Весть быстро облетела село. Поспешно собирались бабы — мужчины работали в поместье и на своих полосках. Только Кедулис был дома и прибежал вместе с женщинами. Одна баба отрядила свою девчонку в имение передать зятю Микнюсу. Почти каждая успела прихватить освященные травы и вербы, а кое-кто нес восковую свечу. Вскоре набралась полная хата людей. Раздули жар в печи, закурились травы, Сташене сунула умирающему зажженную свечку, придерживая ее своей рукой. Кто-то посоветовал прочесть молитву для смертного часа, но никто ее не знал. Привезти бы ксендза для соборования, но ни у кого дома не было лошади, да и ксендз недавно проведывал хворого, а может, тот еще и не помрет.
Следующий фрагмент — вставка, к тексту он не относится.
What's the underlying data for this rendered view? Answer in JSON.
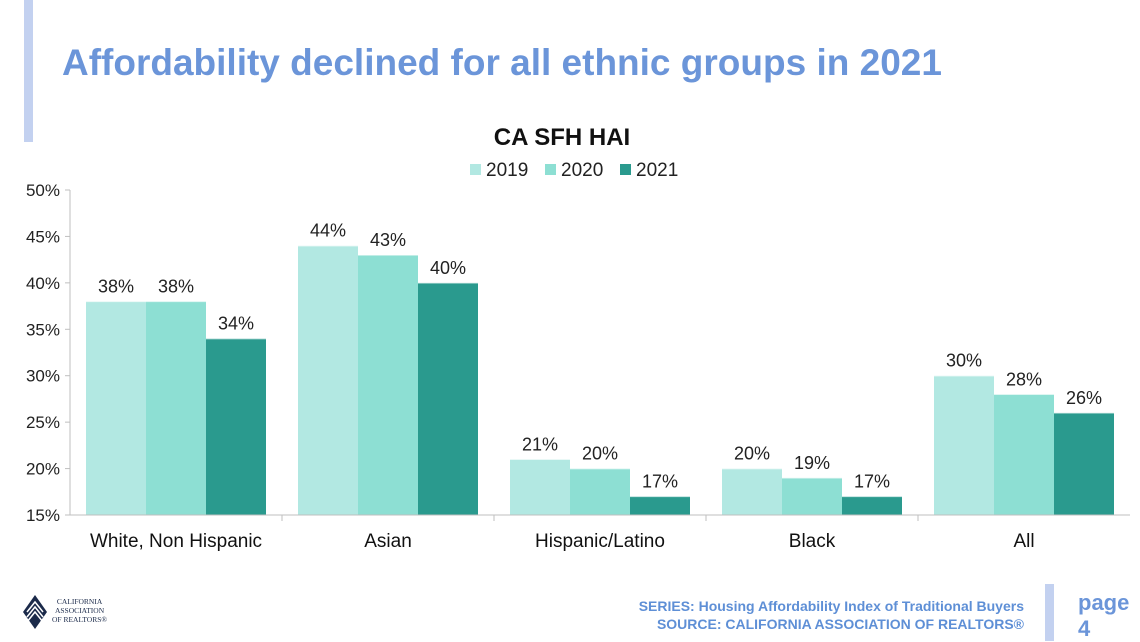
{
  "slide_title": "Affordability declined for all ethnic groups in 2021",
  "footer": {
    "series": "SERIES: Housing Affordability Index of Traditional Buyers",
    "source": "SOURCE: CALIFORNIA ASSOCIATION OF REALTORS®",
    "page_word": "page",
    "page_number": "4"
  },
  "logo": {
    "line1": "CALIFORNIA",
    "line2": "ASSOCIATION",
    "line3": "OF REALTORS®"
  },
  "colors": {
    "title": "#6b95d9",
    "accent_bar": "#c3d1f0",
    "s2019": "#b2e8e2",
    "s2020": "#8ddfd3",
    "s2021": "#2a9a8e"
  },
  "chart_data": {
    "type": "bar",
    "title": "CA SFH HAI",
    "categories": [
      "White, Non Hispanic",
      "Asian",
      "Hispanic/Latino",
      "Black",
      "All"
    ],
    "series": [
      {
        "name": "2019",
        "values": [
          38,
          44,
          21,
          20,
          30
        ],
        "labels": [
          "38%",
          "44%",
          "21%",
          "20%",
          "30%"
        ],
        "color": "#b2e8e2"
      },
      {
        "name": "2020",
        "values": [
          38,
          43,
          20,
          19,
          28
        ],
        "labels": [
          "38%",
          "43%",
          "20%",
          "19%",
          "28%"
        ],
        "color": "#8ddfd3"
      },
      {
        "name": "2021",
        "values": [
          34,
          40,
          17,
          17,
          26
        ],
        "labels": [
          "34%",
          "40%",
          "17%",
          "17%",
          "26%"
        ],
        "color": "#2a9a8e"
      }
    ],
    "ylim": [
      15,
      50
    ],
    "yticks": [
      "15%",
      "20%",
      "25%",
      "30%",
      "35%",
      "40%",
      "45%",
      "50%"
    ],
    "legend_position": "top",
    "grid": false
  }
}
Когда все взгляды были устремлены на умирающего, во двор зашла Пемпене. Тихо прокравшись в сени, встала у открытых дверей, укутанная платком так, что только подбородок и нос торчали да блестели глаза. Но бабы живо ее узнали и шарахнулись в сторону, чтобы не прикоснуться к ее одежде. К больному она не проталкивалась. Поднявшись на порог, сквозь чужие головы смотрела на его лицо. Старик открыл глаза и встретил ее взгляд. Но между ними встали чьи-то плечи. Может, он ее и не видел. Так и остался лежать с открытыми глазами. Никто не заметил, как по лицу Пемпене скатились две крупные слезы. Она попятилась в сени, потом во дворик, на улицу и, сгорбившись, зашлепала вдоль забора.

— Боже ты мой, помер! — вскрикнула Сташене, державшая свечу в руке умирающего.
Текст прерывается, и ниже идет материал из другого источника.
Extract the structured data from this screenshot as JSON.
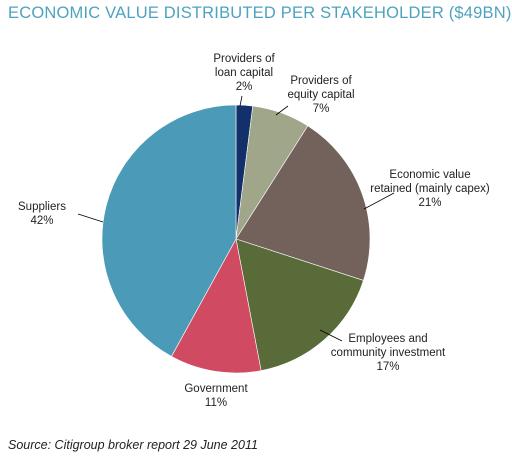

Все всполошились. Микнювене в голос зарыдала, бабы шмыгали носом и старались выжать слезу. Кедулис закрыл покойнику глаза.

На третий день Даубараса хоронили. С самого утра все село столпилось во дворе и на улице. Немало народу было и из Палепяй, Катришкес, Ужбаляй. Никто не шел на барщину. Ядвига решительно потребовала от отца, чтобы управитель, войт, приказчик в этот день оставили людей в покое. Она сама с Аготой и Катре тоже собиралась в Пабярже на похороны. Пранцишкус передал: проповедь на кладбище, наверно, скажет ксендз Мацкявичюс. Даубараса многие знали, кроме того, всем была известна причина его смерти. Теперь все снова переживали в памяти тот страшный день, рассказывали о нем друг другу, поминали добрым словом усопшего.
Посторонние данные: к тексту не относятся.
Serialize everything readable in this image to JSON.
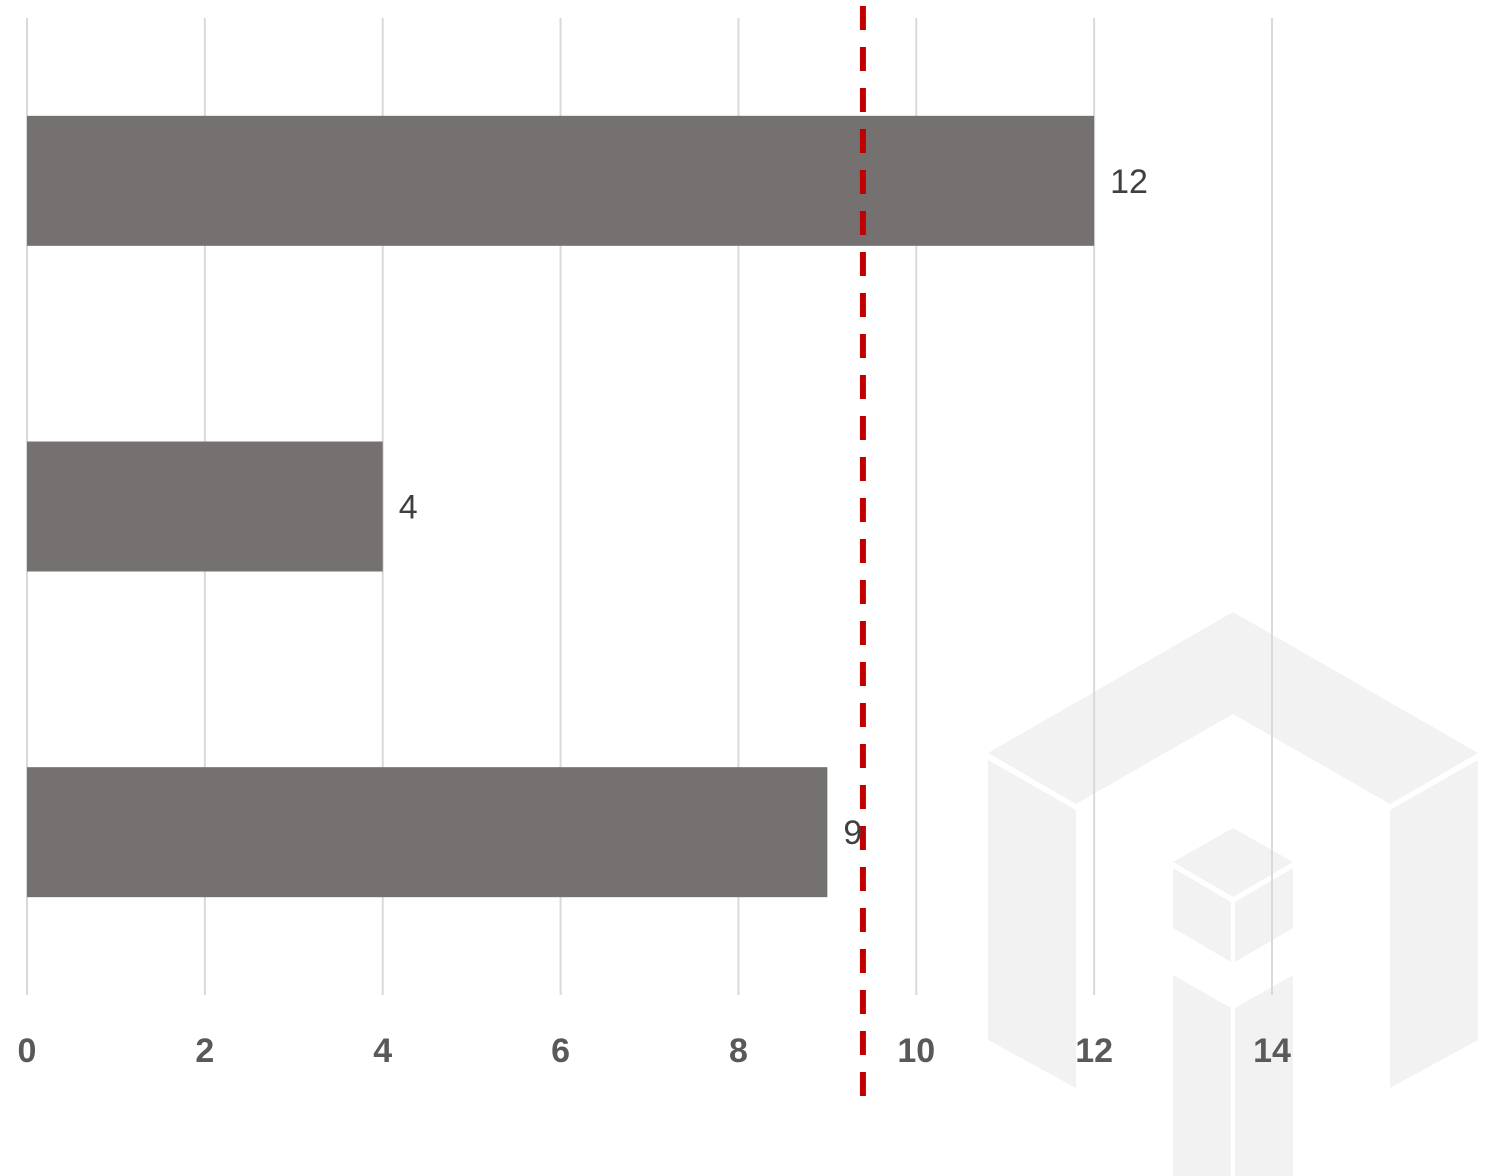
{
  "chart_data": {
    "type": "bar",
    "orientation": "horizontal",
    "categories": [
      "",
      "",
      ""
    ],
    "values": [
      12,
      4,
      9
    ],
    "data_labels": [
      "12",
      "4",
      "9"
    ],
    "xlim": [
      0,
      14
    ],
    "xticks": [
      0,
      2,
      4,
      6,
      8,
      10,
      12,
      14
    ],
    "xtick_labels": [
      "0",
      "2",
      "4",
      "6",
      "8",
      "10",
      "12",
      "14"
    ],
    "reference_line": {
      "value": 9.4,
      "style": "dashed",
      "color": "#c00000"
    },
    "grid": "vertical",
    "bar_color": "#767171",
    "grid_color": "#d9d9d9",
    "watermark": "logo"
  }
}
В хате толчея. Посредине — обряженное тело. Кругом и вдоль стен теснятся родичи, односельчане, знакомые. Вокруг стола сидят старые певчие: Бальсис, Григалюнас, Кедулис, Сташис, Якайтис, несколько баб. На столе — сыр, мисочка с маслом, ломти хлеба. Надо бы и водки поставить, но теперь — год трезвости, все дали зарок не пить.

Когда певчие кончили песнь о Лазаре, Микнювене пригласила подкрепиться. Кое-кто отламывает хлеба, мажет маслом, берет ломтик сыра, жует медленно, осторожно. Всякий понимает, где находится и как полагается себя держать. Только детишки у стен пихают друг друга локтями, возятся, толкаются. Кое-где раздается сдержанное хихиканье и сразу же — строгое шипение матери или тетки.

Скоро тело уложат в гроб. Певчие собираются затянуть псалом о смерти. Его чуть не каждый знает наизусть. На всякий случай Бальсис раскрывает свой толстый псалтырь. Он грамотный и напомнит, какая строфа за какой следует.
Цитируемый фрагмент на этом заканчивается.